The main reason for the exodus of Western tourists and influx of Chinese visitors is accommodations, Chhim Phin and other business owners here say.


A model of the Blue Bay, a Chinese resort under construction in Sihanoukville. (Anna Fifield/The Washington Post)

The cheaper hotels and guesthouses that locals and Western tourists have liked have been crowded out by the big Chinese developers, who will pay much more for the land. Those that do remain have trouble hiring staff because they’re being snatched up for much higher wages.

“There used to be cheap accommodations here, but not anymore,” said Koeun Sao, a 29-year-old who estimates that his income from driving a tuk-tuk has dropped by 70 percent in the past three months. “Chinese people take cars, not tuk-tuks.”

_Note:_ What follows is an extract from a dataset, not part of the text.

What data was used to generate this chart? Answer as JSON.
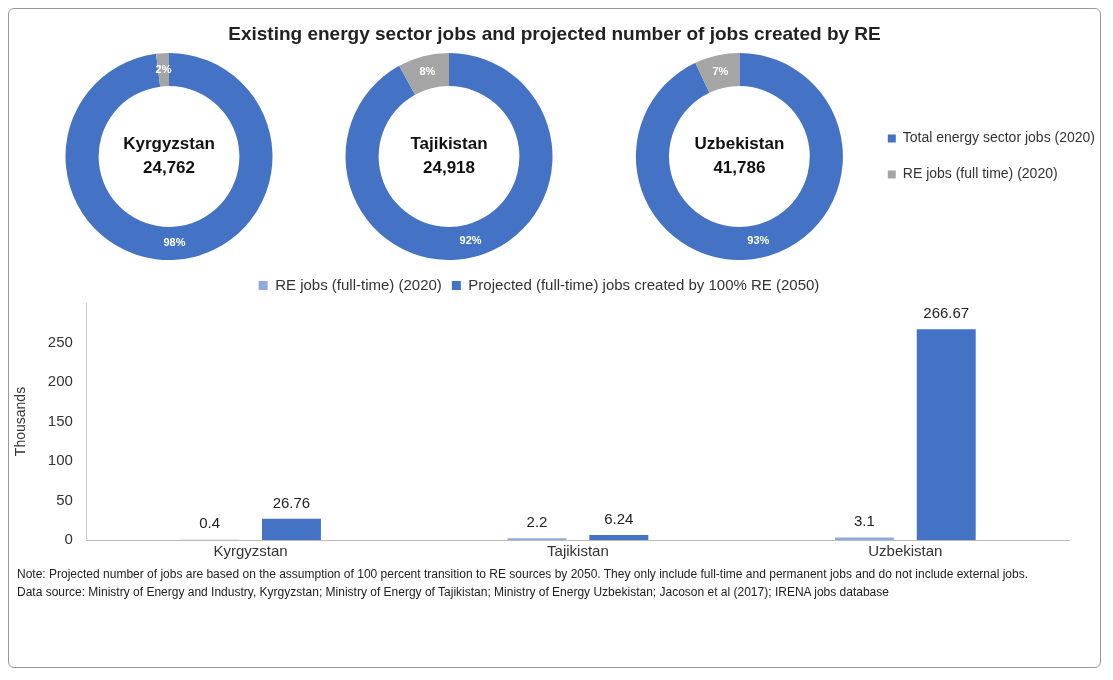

The Chinese investment has not translated into better roads or other infrastructure in a city that struggles with basic plumbing. 

“All this building they’re doing is only to benefit Chinese,” Koeun Sao said. “It’s good for the landowners but not for ordinary people.”

But both the Cambodian and Chinese governments tout their economic cooperation.  

The Sihanoukville Special Economic Zone, a 4.4-square-mile industrial park where 104 of the 121 companies are Chinese, “stands as a symbol of renewed China-
Cambodia friendship by delivering real benefits to the people,” Chinese Premier Li Keqiang wrote for a Cambodian newspaper when he visited in January.

While here, Li signed 19 business deals. These included building an expressway between the capital, Phnom Penh, and Sihanoukville to replace the potholed narrow roads that link the cities now, and the construction of a new airport in Phnom Penh.

The two countries pledged to more than double the number of Chinese tourists coming to Cambodia to 2 million within the next two years and to boost bilateral trade to $6 billion.

“We’ll try to remain here,” Doung Sokly said from behind her cart. “We need to see how things unfold.”